A user on Twitter discovered a patent filed by the Japanese developer containing what was initially speculated to be a PlayStation 5 dev kit. Multiple sources have since confirmed that it is legitimate.
A Twitter user by the name of Andrew Marmo first found the patent on August 20, and posted a photo and the link to it on the social media platform, as he speculated that it could be a dev kit for the PS5.
“Sony Interactive Entertainment has patent a unknown electronic device that looks similar to a PlayStation Dev Kit system. Could this be the PlayStation 5 Development Kit?" he tweeted.
Sony Interactive Entertainment has patent a unknown electronic device that looks similar to a PlayStation Dev Kit system. Could this be PlayStation 5 Development Kit? Source: https://t.co/uQWjKtkqJy pic.twitter.com/cl08VEj4SU— Andrew Marmo (@the_marmolade) August 20, 2019
The sleuth then followed up with another tweet with more photos, which show a futuristic design with an emphasis on vents and airflow. Given that overheating and fan noise was a problem with past consoles, this new design could possibly be aimed at reducing those issues.
The patent is also a departure from its past design, as it almost has an upside down V-shaped cut out on the top, which has the console surrounded by vents on the top and sides.
According to Comic Book, a developer by the name of Matthew Stott confirmed it was a PS5 dev kit, and even suggested it could be the final console itself.
“It’s a dev kit we have some in the office.
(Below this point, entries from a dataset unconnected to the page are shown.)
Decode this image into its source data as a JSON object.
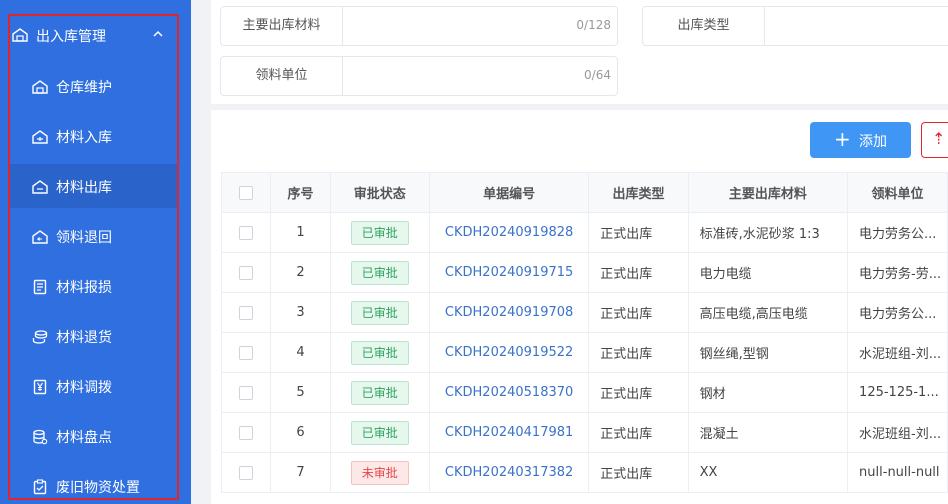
{
  "sidebar": {
    "group_label": "出入库管理",
    "items": [
      {
        "label": "仓库维护",
        "icon": "warehouse-icon"
      },
      {
        "label": "材料入库",
        "icon": "warehouse-in-icon"
      },
      {
        "label": "材料出库",
        "icon": "warehouse-out-icon",
        "active": true
      },
      {
        "label": "领料退回",
        "icon": "return-box-icon"
      },
      {
        "label": "材料报损",
        "icon": "document-icon"
      },
      {
        "label": "材料退货",
        "icon": "coins-icon"
      },
      {
        "label": "材料调拨",
        "icon": "yen-doc-icon"
      },
      {
        "label": "材料盘点",
        "icon": "database-icon"
      },
      {
        "label": "废旧物资处置",
        "icon": "clipboard-check-icon"
      }
    ]
  },
  "search": {
    "main_material_label": "主要出库材料",
    "main_material_count": "0/128",
    "out_type_label": "出库类型",
    "unit_label": "领料单位",
    "unit_count": "0/64"
  },
  "toolbar": {
    "add_label": "添加"
  },
  "table": {
    "headers": [
      "序号",
      "审批状态",
      "单据编号",
      "出库类型",
      "主要出库材料",
      "领料单位"
    ],
    "rows": [
      {
        "no": "1",
        "status": "已审批",
        "doc": "CKDH20240919828",
        "type": "正式出库",
        "material": "标准砖,水泥砂浆 1:3",
        "unit": "电力劳务公..."
      },
      {
        "no": "2",
        "status": "已审批",
        "doc": "CKDH20240919715",
        "type": "正式出库",
        "material": "电力电缆",
        "unit": "电力劳务-劳..."
      },
      {
        "no": "3",
        "status": "已审批",
        "doc": "CKDH20240919708",
        "type": "正式出库",
        "material": "高压电缆,高压电缆",
        "unit": "电力劳务公..."
      },
      {
        "no": "4",
        "status": "已审批",
        "doc": "CKDH20240919522",
        "type": "正式出库",
        "material": "钢丝绳,型钢",
        "unit": "水泥班组-刘..."
      },
      {
        "no": "5",
        "status": "已审批",
        "doc": "CKDH20240518370",
        "type": "正式出库",
        "material": "钢材",
        "unit": "125-125-1..."
      },
      {
        "no": "6",
        "status": "已审批",
        "doc": "CKDH20240417981",
        "type": "正式出库",
        "material": "混凝土",
        "unit": "水泥班组-刘..."
      },
      {
        "no": "7",
        "status": "未审批",
        "doc": "CKDH20240317382",
        "type": "正式出库",
        "material": "XX",
        "unit": "null-null-null"
      }
    ]
  }
}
Sony patent shows PlaySation 5 devkit - or maybe even the console itself,” he tweeted.
Stott is a veteran in the industry for over 30 years, and currently works for Codemasters, which is responsible for Onrush, Grid, and the F1 games. He has since deleted his tweet and closed his account down.
It should be noted that the final retail product for consoles often end up looking nothing like their dev kit. So if nothing else, this official patent could at least give us a glimpse into the PlayStation 5’s air flow design.